Iran protests abate after crackdown, residents and rights group say
Fears of a US attack have eased since Wednesday after Trump said killings in Iran were slowing

Iran’s crackdown appears to have broadly quelled protests for now, according to a rights group and residents, as state media reported more arrests on Friday in the shadow of repeated US threats to intervene if the killing continues.
Fears of a US attack have retreated since Wednesday, when President Donald Trump said he had been told killings in Iran were easing.
US allies, including Saudi Arabia and Qatar, conducted intense diplomacy with Washington this week to prevent a US strike, warning of repercussions for the wider region that would ultimately impact the United States, a Gulf official said.
The White House said on Thursday that Trump and his team had warned Tehran there would be “grave consequences” if there was further bloodshed.
Trump understands that 800 scheduled executions were halted, White House spokesperson Karoline Leavitt added, saying the president was keeping “all of his options on the table”.
Read More: Iran warns of 'decisive response' to any military aggression at UNSC
The protests erupted on December 28 over soaring inflation in Iran, whose economy has been crippled by sanctions, before spiralling into one of the biggest challenges yet to the clerical establishment that has run Iran since the 1979 Islamic Revolution.
Axios reported that the director of Israel’s Mossad spy agency, David Barnea, arrived in the United States on Friday for talks on the situation in Iran. Israeli Prime Minister Benjamin Netanyahu’s office did not immediately respond to a request for comment.
Axios also cited US sources as saying the US military was sending additional defensive and offensive capabilities to the region to be ready in case Trump orders a strike. The US military’s Central Command did not immediately respond to an emailed request for comment.
Rights group reports heavy security deployments
With information flows from Iran obstructed by an internet blackout, several residents of Tehran said the capital had been quiet since Sunday.
They said drones were flying over the city, where they had seen no sign of protests on Thursday or Friday.
Iranian-Kurdish rights group Hengaw said there had been no protest gatherings since Sunday, but “the security environment remains highly restrictive”.
“Our independent sources confirm a heavy military and security presence in cities and towns where protests previously took place, as well as in several locations that did not experience major demonstrations,” Norway-based Hengaw said in comments to Reuters.
Another resident in a northern city on the Caspian Sea said the streets there also appeared calm. The residents declined to be identified for their safety.
Reports of sporadic unrest
There were, however, indications of unrest in some areas. Hengaw reported that a female nurse was killed by direct gunfire from government forces during protests in Karaj, west of Iran. Reuters was not able to independently verify the report.

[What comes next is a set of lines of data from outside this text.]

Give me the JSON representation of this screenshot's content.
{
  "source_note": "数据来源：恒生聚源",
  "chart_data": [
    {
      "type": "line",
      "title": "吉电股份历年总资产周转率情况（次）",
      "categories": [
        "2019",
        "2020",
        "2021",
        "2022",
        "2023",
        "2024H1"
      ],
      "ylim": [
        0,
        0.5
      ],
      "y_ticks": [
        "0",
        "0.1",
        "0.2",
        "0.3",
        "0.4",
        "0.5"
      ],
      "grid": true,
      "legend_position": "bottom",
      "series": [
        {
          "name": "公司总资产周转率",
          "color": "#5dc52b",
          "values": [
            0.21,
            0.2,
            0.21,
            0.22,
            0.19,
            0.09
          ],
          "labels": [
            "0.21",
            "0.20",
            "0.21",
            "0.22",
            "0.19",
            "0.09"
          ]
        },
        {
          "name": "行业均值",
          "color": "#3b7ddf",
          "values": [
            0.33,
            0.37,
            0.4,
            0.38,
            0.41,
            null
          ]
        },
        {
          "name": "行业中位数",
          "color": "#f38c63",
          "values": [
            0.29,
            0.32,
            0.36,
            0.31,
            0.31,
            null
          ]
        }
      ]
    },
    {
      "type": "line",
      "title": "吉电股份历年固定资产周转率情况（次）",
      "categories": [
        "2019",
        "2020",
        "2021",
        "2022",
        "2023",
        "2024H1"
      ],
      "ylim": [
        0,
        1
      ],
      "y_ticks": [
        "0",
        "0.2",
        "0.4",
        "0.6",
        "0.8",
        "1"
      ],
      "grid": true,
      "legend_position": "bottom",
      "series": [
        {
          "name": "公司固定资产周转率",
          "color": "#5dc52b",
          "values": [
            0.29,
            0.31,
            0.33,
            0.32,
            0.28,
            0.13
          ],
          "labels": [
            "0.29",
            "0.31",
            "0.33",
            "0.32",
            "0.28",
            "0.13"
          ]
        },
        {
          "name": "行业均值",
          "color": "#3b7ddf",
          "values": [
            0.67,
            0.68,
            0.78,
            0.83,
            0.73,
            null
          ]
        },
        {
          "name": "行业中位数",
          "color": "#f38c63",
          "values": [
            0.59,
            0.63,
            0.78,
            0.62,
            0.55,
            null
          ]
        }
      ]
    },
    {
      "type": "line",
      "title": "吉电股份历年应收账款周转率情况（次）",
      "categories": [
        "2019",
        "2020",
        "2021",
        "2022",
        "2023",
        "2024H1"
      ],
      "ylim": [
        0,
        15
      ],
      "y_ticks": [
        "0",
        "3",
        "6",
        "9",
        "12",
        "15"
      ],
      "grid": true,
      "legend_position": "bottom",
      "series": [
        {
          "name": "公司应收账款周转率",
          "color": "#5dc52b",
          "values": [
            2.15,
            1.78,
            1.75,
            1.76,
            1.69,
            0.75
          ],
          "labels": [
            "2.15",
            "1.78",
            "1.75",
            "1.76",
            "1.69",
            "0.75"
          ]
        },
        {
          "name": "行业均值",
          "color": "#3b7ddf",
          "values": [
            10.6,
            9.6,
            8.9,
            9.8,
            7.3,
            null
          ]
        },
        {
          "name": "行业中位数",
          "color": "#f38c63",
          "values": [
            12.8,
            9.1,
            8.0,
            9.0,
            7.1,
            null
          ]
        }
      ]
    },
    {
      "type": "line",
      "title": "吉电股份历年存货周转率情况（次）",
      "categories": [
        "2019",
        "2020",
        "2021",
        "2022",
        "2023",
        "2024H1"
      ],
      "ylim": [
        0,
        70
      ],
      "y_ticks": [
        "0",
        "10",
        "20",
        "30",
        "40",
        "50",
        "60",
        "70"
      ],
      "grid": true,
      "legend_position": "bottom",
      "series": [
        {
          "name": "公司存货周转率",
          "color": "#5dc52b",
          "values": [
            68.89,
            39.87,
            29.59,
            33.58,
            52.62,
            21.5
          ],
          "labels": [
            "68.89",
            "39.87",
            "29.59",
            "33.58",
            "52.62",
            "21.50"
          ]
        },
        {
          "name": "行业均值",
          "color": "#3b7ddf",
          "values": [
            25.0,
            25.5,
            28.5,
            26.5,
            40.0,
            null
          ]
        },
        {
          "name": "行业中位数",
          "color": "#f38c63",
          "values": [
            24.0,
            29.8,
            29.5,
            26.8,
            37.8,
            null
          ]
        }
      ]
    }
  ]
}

The state-affiliated Tasnim news outlet reported that rioters set fire to a local education office in Falavarjan County, in central Isfahan province, on Thursday.
An elderly resident of a town in Iran’s northwestern region, home to many Kurdish Iranians and the focus of some of the biggest flare-ups, said sporadic protests had continued, though not as intensely.
Describing violence earlier in the protests, she said: “I have not seen scenes like that before.”
State-owned Press TV cited Iran’s police chief as saying calm had been restored across the country.
A death toll reported by US-based rights group HRANA has increased little since Wednesday and currently stands at 2,677 people, including 2,478 protesters and 163 people identified as affiliated with the government. Reuters has not been able to independently verify the HRANA figures.
An Iranian official told the news agency earlier this week that about 2,000 people had been killed. The casualty numbers dwarf the death toll from previous bouts of unrest that have been suppressed by the state.
Putin calls Netanyahu, Pezeshkian
Russian President Vladimir Putin discussed the situation in Iran in separate calls today with Netanyahu and Iranian President Masoud Pezeshkian, and said Moscow was willing to mediate in the region, the Kremlin said.
Pezeshkian told Putin that the US and Israel had played a direct role in the unrest, Iranian state media reported.
Iranian authorities have accused foreign enemies of fomenting protests and said armed people they have identified as terrorists targeted security forces and carried out attacks.
HRANA has reported that more than 19,000 people have been arrested, but Tasnim said 3,000 people had been detained.
Tasnim also reported what it described as the arrest of a large number of leaders of recent riots in the western province of Kermanshah, as well as the arrest of five people accused of vandalising a gas station and a base belonging to the Basij — a branch of the security forces often used to quell unrest — in the southeastern city of Kerman.